And some additional comments on the evolution of wireless networks in my talk
from Battlemesh last year: [https://www.youtube.com/watch?list=PL3bvPCw5QCLJ-
VJPamVeQx-U...](https://www.youtube.com/watch?list=PL3bvPCw5QCLJ-VJPamVeQx-
UPNBVyaopj&v=vJL8xrQ3gOE)

One part that made the problem more tractable was that we both ran the network
_and_ made the devices. This almost never happens. It means we could optimize
the devices for quality and supportability instead of making the usual
consumer device tradeoffs (is it pretty enough? cheap enough? glitzy enough?).

------
erikb
It sounds very attractive to developers, and I myself was a huge fan of this
way of thinking for a long time.
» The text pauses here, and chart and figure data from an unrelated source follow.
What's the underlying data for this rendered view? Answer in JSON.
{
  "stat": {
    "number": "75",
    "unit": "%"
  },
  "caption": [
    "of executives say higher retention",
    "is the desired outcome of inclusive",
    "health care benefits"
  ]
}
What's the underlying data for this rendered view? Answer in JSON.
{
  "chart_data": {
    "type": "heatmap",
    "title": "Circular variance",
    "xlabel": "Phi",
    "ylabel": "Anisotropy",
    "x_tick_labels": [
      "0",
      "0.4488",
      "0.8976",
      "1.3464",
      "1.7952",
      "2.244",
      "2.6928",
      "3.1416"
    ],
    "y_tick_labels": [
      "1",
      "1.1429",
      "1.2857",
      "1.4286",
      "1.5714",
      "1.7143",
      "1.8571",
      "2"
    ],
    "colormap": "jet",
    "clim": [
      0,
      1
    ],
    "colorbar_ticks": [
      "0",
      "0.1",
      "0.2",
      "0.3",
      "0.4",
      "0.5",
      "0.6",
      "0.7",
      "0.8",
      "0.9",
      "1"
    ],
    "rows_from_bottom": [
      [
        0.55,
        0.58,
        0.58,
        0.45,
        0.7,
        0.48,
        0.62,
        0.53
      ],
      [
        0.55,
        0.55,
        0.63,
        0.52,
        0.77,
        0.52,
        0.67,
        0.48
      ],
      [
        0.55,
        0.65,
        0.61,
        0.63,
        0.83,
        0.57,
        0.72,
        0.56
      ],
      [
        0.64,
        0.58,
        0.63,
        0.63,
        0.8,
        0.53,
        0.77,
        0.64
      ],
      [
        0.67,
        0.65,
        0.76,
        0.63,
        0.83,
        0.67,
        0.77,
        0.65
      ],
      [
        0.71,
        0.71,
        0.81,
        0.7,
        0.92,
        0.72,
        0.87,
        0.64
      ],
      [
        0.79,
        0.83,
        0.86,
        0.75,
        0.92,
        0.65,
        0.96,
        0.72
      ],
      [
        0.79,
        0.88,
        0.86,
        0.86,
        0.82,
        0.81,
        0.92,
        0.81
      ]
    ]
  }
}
Sadly real life teams are never even close to
this. And there are reasons for that, which we might like or not. But they
have to be accepted. For instance most project leaders are not good developers
nor good managers. And they don't really want to advertise that fact, because
just like us they believe that anybody actually cares. So they get even worse
by not tracking relevant metrics and instead focus (not by coincidence but by
cunning) on metrics that are painful for developers, like current_open_bugs,
or open_features_that_nobody_understands_and_that_where_discussed_with_nobody.
They do that because it increases pressure on developers, hooks them with
their desire to become better, and they provide automatic goals that can never
be achieved. And these are the desired outcomes for the project leaders.
Because if everybody is under time pressure, you don't need to worry that
someone might steal your job, if everybody already feels bad about themselves
they will not criticize you openly (and are motivated to work harder), and if
there are always automatic goals you don't need to think about new goals all
the time.

What is interesting to me is that nobody puts these people actively at the top
of the projects. It's more like they grow to these positions naturally. But
now that they are there, you can't really apply the logic from the
presentation to convince them. Insted you might even give them the impression
that they don't apply enough pressure yet because you are criticising their
job.